Next month, Skin Motion, a new tattoo company, will launch a decidedly different type of body ink: a kind that can be heard. Each of the company’s Soundwave Tattoos can correspond to a minute of audio. By scanning the tattoo using the Skin Motion app, the wearer can hear whatever is represented in their soundwave.
Skin Motion’s website calls its tattoos “a new way to share your most personal self-expression,” and for added creative freedom, the soundwave can even be embedded as negative space within another picture, as shown in the Baci the singing dog example below.
Skin Motion’s technology is an ink-and-needle extension of previous efforts that use transferrable tattoos to interact with smartphones.
Researchers at Saarland University in Saarbrücken, Germany, have developed skin-worn “buttons” called SkinMarks that allow wearers to control their smartphone. The temporary devices are also electroluminescent, which means they light up when an electrical current is passed through them. DuoSkin is another example. The prototype developed by Microsoft and MIT Research in 2016 uses a transferable gold leaf pattern to allow the wearer to control a smartphone, store data, and communicate with other devices via near field communication (NFC).

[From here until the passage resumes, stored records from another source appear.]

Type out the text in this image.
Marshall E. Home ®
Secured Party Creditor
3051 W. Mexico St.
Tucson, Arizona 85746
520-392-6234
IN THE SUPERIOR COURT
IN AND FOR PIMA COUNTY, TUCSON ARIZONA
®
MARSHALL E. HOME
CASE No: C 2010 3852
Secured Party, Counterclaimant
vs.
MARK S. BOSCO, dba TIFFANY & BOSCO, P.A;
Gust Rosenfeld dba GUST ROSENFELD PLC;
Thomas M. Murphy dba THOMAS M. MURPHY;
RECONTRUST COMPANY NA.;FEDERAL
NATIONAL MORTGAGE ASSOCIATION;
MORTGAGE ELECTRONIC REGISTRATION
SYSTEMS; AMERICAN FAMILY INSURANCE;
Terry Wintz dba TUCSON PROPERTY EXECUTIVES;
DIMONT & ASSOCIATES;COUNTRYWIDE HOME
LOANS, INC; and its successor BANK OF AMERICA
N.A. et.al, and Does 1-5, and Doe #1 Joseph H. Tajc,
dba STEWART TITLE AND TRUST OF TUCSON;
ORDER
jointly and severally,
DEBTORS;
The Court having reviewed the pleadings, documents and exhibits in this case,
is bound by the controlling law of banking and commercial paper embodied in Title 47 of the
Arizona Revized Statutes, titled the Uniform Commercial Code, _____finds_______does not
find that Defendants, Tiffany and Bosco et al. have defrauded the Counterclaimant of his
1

Augmented reality (AR) technology that imposes computer-generated media over the real world isn’t just limited to tattoos — it’s also being integrated into other aspects of our lives.
In April, Michael Abrash, chief scientist at Facebook-owned Oculus Research, claimed that AR glasses could replace smartphones in the next five years. These glasses could potentially allow us to see notifications, read information about the world around us, and take videos or photographs using embedded cameras. Lightform, due to ship in late 2017, can be used in conjunction with projectors to superimpose pictures all around you, essentially turning your home into a huge controllable screen.
Whether it’s through our phones and glasses or our homes and even our skin, augmented reality is changing how we interact with the world around us. Before long, these augmentations will blend seamlessly with everything else, forever changing what it means to experience “the real world.”